Deadwood: The Wild West’s Shakespearean Masterpiece
But threaded through the spew of swear words were sudden flights of near-Shakespearean eloquence. Comforting a slighted henchman, Al Swearengen (Ian McShane), the town pimp and saloonkeeper, was soothing: “Whatever lurks ahead, whatever grievous abominations and discord, you and me walk into it together, like always.”
Fans of the Deadwood Television Series — and there were many from the start — fell in love with Swearengen, the murderous, devious and world-weary Old West mob boss. The show had a putative hero, Seth Bullock (Timothy Olyphant), a former marshal turned shopkeeper, but Swearengen was the real star, a complicated, beguiling antihero among the so-called difficult men of television’s second Golden Age.

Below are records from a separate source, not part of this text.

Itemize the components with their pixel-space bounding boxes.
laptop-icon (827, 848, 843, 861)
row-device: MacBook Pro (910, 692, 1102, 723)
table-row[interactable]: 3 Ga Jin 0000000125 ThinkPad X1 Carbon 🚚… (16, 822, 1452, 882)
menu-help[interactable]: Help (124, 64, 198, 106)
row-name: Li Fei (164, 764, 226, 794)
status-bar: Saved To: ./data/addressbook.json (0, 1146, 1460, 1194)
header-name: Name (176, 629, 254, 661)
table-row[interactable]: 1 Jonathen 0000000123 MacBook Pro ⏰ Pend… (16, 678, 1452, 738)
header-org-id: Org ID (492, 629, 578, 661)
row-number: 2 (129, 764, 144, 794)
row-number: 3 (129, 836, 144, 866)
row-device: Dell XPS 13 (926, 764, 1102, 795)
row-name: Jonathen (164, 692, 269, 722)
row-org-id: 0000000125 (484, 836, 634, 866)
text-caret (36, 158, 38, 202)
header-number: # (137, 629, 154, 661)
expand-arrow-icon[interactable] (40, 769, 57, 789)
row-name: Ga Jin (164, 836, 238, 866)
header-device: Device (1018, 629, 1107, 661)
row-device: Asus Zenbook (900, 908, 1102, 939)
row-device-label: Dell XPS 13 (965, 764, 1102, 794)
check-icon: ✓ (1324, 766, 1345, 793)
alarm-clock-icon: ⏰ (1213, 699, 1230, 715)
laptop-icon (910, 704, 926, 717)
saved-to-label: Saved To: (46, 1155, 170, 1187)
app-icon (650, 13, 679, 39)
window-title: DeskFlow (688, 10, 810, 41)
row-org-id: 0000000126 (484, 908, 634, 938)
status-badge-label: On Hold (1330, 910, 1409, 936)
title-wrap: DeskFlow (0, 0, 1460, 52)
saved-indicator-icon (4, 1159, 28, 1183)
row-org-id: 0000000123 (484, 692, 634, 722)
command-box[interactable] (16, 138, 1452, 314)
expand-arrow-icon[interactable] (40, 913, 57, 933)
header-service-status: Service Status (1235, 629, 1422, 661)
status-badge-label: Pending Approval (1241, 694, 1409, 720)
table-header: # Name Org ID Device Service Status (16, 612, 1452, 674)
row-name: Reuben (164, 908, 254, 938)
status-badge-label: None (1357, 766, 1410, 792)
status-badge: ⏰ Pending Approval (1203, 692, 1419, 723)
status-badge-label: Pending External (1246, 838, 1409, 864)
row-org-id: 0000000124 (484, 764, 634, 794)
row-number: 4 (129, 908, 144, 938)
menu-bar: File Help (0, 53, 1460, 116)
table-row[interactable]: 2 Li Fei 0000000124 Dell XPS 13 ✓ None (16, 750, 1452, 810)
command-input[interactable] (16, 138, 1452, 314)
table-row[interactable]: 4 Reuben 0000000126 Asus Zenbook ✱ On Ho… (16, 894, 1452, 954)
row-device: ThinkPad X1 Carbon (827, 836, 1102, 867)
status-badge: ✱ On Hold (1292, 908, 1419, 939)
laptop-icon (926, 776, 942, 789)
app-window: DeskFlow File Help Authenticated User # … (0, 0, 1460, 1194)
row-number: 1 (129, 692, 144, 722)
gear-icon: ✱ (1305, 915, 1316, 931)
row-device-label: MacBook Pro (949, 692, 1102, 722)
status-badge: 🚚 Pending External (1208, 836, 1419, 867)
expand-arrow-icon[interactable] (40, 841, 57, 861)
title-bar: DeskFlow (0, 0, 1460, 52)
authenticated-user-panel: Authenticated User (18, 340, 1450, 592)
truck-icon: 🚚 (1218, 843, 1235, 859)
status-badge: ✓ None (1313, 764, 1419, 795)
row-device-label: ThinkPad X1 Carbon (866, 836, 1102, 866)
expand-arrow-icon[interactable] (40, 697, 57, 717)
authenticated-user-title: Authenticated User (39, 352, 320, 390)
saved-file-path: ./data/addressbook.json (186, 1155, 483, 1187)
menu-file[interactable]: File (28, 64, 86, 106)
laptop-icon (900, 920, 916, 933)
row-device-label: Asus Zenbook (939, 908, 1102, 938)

Deadwood was lawless territory, which was interesting because series creator David Milch honed his skills on “Hill Street Blues” and “NYPD Blue,” contemporary cop shows that eventually all but killed the TV western. It seemed fitting that he would pay reparations by riffing on frontier lawlessness and disorder. In a 2004 interview, Milch stated that he wanted to explore the “primordial ooze” of law enforcement. In the Deadwood television series, the closest thing to justice was revenge with peer review.
I was even more smitten with Calamity Jane (Robin Weigert), the profane and drunken sidekick to Wild Bill Hickok (Keith Carradine) — both historical figures reimagined by Milch for the Deadwood series. Jane dressed, drank, cursed and fought like a man, but when she looked at Wild Bill, her face softened with a spinsterish yearning that was heartbreaking. Then someone else would speak up and she would snap back to her usual snarling, bullying self.